A convicted child molester, David Allen Funston, was slated for release under California’s Elderly Parole Program but was arrested at about 7:30 a.m. after Placer County filed new charges from a 1996 Roseville case, intervening just hours before his scheduled freedom; the move exposed tensions between parole boards, the governor’s office, and local prosecutors over public safety and the design of the law.
David Allen Funston, 64, was serving three life terms for kidnapping and child molestation when prosecutors in Placer County refiled charges and issued a warrant that led to his transfer to law enforcement custody. He had been scheduled to walk out of prison later that week, but county action stopped that release at the eleventh hour.
California’s Elderly Parole Program allowed Funston to become eligible once he turned 50 and had served at least 20 consecutive years, and the Board of Parole Hearings found him suitable for parole on September 24, 2025. The board heard from Funston, who reportedly told them he was “disgusted and ashamed” of his past behavior and “truly sorry” for the harm he caused, and that was enough for the initial approval.
Gov. Gavin Newsom referred the case for an en banc review on January 9, 2026, and that review on February 18, 2026, again upheld the board’s recommendation. The governor’s referral changed nothing, and the system marched toward releasing a man convicted on three life sentences for crimes against children. The problem here is structural: laws and procedures that treat vastly different offenders the same way.

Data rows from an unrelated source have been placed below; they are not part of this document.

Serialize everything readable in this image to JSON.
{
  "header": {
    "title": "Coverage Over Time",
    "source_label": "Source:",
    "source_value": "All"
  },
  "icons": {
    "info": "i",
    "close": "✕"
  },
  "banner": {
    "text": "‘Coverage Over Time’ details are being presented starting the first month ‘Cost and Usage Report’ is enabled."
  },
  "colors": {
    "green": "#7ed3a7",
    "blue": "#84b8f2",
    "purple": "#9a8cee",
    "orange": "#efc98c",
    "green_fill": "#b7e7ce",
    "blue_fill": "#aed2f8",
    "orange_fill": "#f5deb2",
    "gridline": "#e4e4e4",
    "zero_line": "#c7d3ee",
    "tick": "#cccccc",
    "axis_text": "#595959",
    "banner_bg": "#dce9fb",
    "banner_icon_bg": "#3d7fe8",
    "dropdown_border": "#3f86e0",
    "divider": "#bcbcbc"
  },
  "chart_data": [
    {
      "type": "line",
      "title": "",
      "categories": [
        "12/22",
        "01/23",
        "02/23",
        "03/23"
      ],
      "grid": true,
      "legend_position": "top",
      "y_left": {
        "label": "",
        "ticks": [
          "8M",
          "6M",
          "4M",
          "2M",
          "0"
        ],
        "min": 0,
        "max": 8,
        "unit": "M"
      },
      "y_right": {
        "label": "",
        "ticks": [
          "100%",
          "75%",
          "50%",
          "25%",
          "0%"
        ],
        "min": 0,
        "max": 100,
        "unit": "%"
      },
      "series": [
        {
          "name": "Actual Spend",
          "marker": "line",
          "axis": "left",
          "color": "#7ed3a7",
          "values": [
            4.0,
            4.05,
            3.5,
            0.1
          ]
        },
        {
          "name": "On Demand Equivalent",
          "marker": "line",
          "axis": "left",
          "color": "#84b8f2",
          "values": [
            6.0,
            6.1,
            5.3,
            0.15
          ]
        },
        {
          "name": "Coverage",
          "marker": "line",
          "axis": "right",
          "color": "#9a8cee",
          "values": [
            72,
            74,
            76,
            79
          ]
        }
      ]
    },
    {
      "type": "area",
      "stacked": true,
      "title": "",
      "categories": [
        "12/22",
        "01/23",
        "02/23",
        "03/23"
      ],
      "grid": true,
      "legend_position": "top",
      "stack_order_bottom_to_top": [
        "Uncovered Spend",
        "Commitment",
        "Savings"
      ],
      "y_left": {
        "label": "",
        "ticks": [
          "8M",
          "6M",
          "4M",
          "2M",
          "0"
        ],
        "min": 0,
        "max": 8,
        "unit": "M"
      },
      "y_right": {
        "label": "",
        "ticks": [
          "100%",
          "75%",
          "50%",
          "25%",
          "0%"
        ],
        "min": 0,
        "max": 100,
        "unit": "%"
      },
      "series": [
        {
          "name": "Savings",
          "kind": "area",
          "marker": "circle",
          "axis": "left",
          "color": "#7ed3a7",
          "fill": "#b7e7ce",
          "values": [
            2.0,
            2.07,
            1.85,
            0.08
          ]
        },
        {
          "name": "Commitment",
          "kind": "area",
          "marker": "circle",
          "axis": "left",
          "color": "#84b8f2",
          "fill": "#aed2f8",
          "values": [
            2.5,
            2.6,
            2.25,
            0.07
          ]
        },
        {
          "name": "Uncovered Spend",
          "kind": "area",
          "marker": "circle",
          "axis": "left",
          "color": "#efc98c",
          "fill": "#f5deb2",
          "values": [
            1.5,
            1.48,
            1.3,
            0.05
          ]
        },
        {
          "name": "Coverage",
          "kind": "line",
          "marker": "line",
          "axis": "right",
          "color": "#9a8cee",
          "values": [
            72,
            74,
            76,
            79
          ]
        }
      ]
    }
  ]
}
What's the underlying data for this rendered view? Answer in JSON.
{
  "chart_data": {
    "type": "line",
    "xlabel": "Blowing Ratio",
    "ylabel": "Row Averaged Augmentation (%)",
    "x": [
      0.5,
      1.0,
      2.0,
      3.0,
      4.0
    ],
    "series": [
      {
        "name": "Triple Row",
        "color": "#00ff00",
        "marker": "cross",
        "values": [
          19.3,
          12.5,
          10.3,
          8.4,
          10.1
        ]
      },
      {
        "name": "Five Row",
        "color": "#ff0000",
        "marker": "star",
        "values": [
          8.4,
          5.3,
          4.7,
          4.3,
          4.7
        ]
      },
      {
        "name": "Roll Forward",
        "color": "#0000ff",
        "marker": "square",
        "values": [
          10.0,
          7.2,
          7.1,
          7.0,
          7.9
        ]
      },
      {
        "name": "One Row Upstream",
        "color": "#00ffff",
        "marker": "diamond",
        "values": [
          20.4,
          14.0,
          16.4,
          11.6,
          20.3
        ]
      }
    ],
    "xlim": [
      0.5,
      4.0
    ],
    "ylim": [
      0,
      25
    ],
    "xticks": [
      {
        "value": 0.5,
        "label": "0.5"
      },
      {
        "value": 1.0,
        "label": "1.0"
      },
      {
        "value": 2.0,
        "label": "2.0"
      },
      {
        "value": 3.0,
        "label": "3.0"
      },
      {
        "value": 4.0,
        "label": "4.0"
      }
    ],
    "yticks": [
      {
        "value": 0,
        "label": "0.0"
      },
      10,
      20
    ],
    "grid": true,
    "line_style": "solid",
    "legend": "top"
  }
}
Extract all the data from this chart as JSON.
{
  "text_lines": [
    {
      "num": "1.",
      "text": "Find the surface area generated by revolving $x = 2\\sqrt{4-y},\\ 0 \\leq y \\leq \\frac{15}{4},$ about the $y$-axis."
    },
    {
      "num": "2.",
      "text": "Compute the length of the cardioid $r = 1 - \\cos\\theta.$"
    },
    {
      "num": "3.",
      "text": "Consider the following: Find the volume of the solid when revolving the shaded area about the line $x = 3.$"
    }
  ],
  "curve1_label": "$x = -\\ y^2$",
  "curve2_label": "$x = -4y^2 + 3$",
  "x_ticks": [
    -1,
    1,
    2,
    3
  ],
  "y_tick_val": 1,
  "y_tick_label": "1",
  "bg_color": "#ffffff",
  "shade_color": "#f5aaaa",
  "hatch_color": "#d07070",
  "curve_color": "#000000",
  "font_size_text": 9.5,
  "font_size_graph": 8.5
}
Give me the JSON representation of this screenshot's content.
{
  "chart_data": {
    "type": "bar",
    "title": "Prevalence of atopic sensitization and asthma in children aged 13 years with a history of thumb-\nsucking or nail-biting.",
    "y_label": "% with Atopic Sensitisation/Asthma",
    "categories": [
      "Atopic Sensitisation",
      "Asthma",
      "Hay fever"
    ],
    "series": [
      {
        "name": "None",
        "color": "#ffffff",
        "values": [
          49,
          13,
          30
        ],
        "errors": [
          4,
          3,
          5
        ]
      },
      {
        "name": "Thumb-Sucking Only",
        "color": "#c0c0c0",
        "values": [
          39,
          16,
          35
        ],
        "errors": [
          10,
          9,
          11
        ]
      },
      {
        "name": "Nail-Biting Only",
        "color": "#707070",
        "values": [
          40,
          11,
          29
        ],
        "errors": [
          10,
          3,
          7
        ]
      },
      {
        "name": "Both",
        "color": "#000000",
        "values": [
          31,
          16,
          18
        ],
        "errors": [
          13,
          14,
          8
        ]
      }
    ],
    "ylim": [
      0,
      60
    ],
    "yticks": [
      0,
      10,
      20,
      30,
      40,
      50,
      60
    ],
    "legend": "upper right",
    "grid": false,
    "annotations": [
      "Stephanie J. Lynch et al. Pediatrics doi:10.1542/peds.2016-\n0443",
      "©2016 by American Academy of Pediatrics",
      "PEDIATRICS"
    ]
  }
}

One victim, identified as Amelia, spoke out with blunt clarity after learning of the impending release, and her words cut through bureaucratic process. “I’m disgusted with the fact that they would even believe anything that he would happen to say.” She said she did not believe “people like that change” and described the long-term damage to her life, including hopes of having a child taken by the crime.
“I don’t believe that people like that change.”
“I would love to have a child, and this is what this man took from me. And I feel like, personally, that’s very hurtful.”
Amelia also shared the ongoing consequences in plain terms: “I have trauma. I don’t trust anybody. I don’t trust anything.” Those sentences are a reminder that parole hearings are not just paperwork; they affect flesh-and-blood victims whose lives are altered forever. Yet in this case, the parole board weighed the offender’s remorse more heavily than the victim’s permanent harm.
“I have trauma. I don’t trust anybody. I don’t trust anything.”
Local leaders in Sacramento raised alarms as the release loomed. Sacramento County Sheriff Jim Cooper and District Attorney Thien Ho warned Funston remained dangerous and urged intervention that never arrived from the state level. It fell to Placer County to act, refiling decades-old charges from the Roseville case and effectively preventing an immediate release.
The reaction from a former prosecutor who helped convict Funston was pointed and unapologetic: “God bless Placer County DA for charging David Funston for crimes committed by this serial child predator.” That praise came with a pointed reminder about the law’s role in the situation: “Let’s remember that @CAgovernor signed the law allowing this to happen. But Placer DA stepped in to stop this insanity.”
“God bless Placer County DA for charging David Funston for crimes committed by this serial child predator.”
“Let’s remember that @CAgovernor signed the law allowing this to happen. But Placer DA stepped in to stop this insanity.”
California GOP Chair Corrin Rankin framed the arrest as proof the system is built in the wrong direction and called out state leaders by name. “This last-minute warrant doesn’t fix the problem — it exposes it. California Democrats, led by Gavin Newsom, built a parole system that was ready and willing to release a violent child predator back into our community. Newsom signed the laws that created these loopholes, appointed the people who uphold them, and the Democratic majority in the legislature continues to prioritize the well-being of criminals over victims.”
Rankin’s point is that a county prosecutor had to race the clock to keep a convicted serial predator behind bars, which is not the same thing as a functioning justice system. The Elderly Parole Program might make sense on paper for some offenders, but it does not differentiate between a nonviolent elderly offender and a 64-year-old with a history of child sexual fantasies according to his victim’s testimony.
The law, in practice, treats those very different risks the same because it was designed to move people out of prison, not to fine-tune community protection against specific predators. That mismatch created a loophole that nearly freed a man convicted of the most serious violent crimes against children.
Placer County’s warrant bought the state time, but it did not change the statutes that allowed this situation to arise. How many cases never produce public outrage, no vocal victim, no sheriff sounding the alarm, and no county DA willing or able to file old charges at the last minute? Those are the real questions the system should answer before the next dangerous offender reaches a parole hearing.
“I was told that he fantasizes still about children… why would you let this man out? When he gets out, how do you not know if he will continue?”
For now, it is unclear when Funston will first appear in court in Placer County, and the statutes that almost freed him remain in force. The arrest highlighted a gap between Sacramento policy decisions and local officials tasked with keeping communities safe, and it exposed a political reality: when the law prioritizes population reduction over nuanced risk assessment, victims can be left to pick up the pieces.